Nothing, that’s what.
This year is different. It’s not that I have found the joy of holidays or that Easter has suddenly become important to me. Instead, we’re living at Sarah’s mom’s house to be close to Johns Hopkins in Baltimore for Wilbur’s birth. And grandma IS big on Easter. When grandma is big on something, she likes to go for it. Easter egg hunts, cute springtime outfits, baskets of candy, the whole thing.
It all means very little to me, but the girls had a blast and looked great doing it. Enjoy this gallery of their first* Easter.
Apologies for lack of Wilbur shots. She was still in the hospital and had to sit this one out. Have no worry. There will be photos of her.
On Thursday March 30, we welcomed Wilhelmina Shields Dillingham to the family. Some quick nickname options for those who find four syllables to be too many syllables: Willie, Billie, Mina, and (if you’re dad) Wilbur.
Her birth was reasonably quick and, for her, uneventful. She emerged at 34 weeks and 4 days at a healthy 5 pounds, 15.2 ounces. Quite a big baby for that developmental age.
She was whisked off to the NICU for monitoring, as we expected with a premature baby. Her stay in Hotel Neonatal Intensive Care was similarly uneventful. She just had to learn to eat through her mouth. That’s something you don’t expect one needs to learn, but it is. For the first few days her nutrition was supplemented through an NG tube. What she didn’t take through her mouth was forced into her stomach through her nose. Calories are more important than style, sometimes. A few nights later she pulled the tube from her nose in a grand declaration that she would only be eating through her mouth from then on, thank you very much. And she did!

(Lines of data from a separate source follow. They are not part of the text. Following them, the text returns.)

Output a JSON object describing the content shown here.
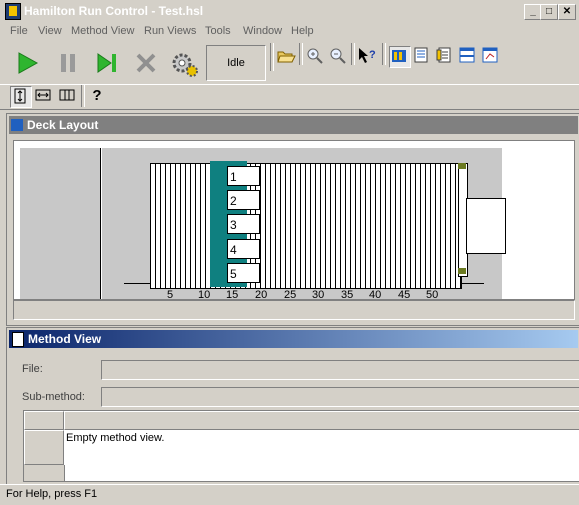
{
  "window": {
    "title": "Hamilton Run Control - Test.hsl",
    "min_label": "_",
    "max_label": "□",
    "close_label": "✕"
  },
  "menu": [
    "File",
    "View",
    "Method View",
    "Run Views",
    "Tools",
    "Window",
    "Help"
  ],
  "toolbar": {
    "status": "Idle",
    "icons": [
      "play-icon",
      "pause-icon",
      "step-icon",
      "abort-icon",
      "simulation-gear-icon",
      "open-folder-icon",
      "zoom-in-icon",
      "zoom-out-icon",
      "context-help-icon",
      "deck-layout-view-icon",
      "trace-view-icon",
      "method-view-icon",
      "split-view-icon",
      "window-view-icon"
    ]
  },
  "toolbar2": {
    "help_label": "?"
  },
  "deck_layout": {
    "title": "Deck Layout",
    "slots": [
      "1",
      "2",
      "3",
      "4",
      "5"
    ],
    "ruler": [
      "5",
      "10",
      "15",
      "20",
      "25",
      "30",
      "35",
      "40",
      "45",
      "50"
    ]
  },
  "method_view": {
    "title": "Method View",
    "file_label": "File:",
    "file_value": "",
    "submethod_label": "Sub-method:",
    "submethod_value": "",
    "grid_message": "Empty method view."
  },
  "statusbar": {
    "text": "For Help, press F1"
  }
}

She was strong enough and big enough that some of the scary things that happen with premature babies—and happened with her older sisters—didn’t happen. No oxygen saturation issues. No heart rate issues. No digestion issues. She’s what the doctors referred to as a “feeder and grower”: an easy, boring baby that just needs a little bit more time to cook under medical supervision. It’s really all you could hope for in the circumstances. Miraculously boring.
The NICU and the related PCICU at Johns Hopkins are hard places for Sarah and me. We experienced some of our very worst days there. And it would be disingenuous to claim we didn’t go into this with that trauma hanging over our heads and clouding our expectations. So to have Wilbur’s stay be so profoundly boring? That was the greatest relief.
On the thirteenth day, she was released to come home. Her sisters, who until this point only had a vague notion that there was another baby on the way and were convinced that mommy and daddy had new babies in their bellies, greeted her warmly and proceeded to try to kill her with a toddler’s kindness.
In the days since, the accidental homicide attempts have continued but so has the love. Fortunately, Wilbur is growing more robust by the day and will soon be able to withstanding her sisters’ clumsy expressions of adoration.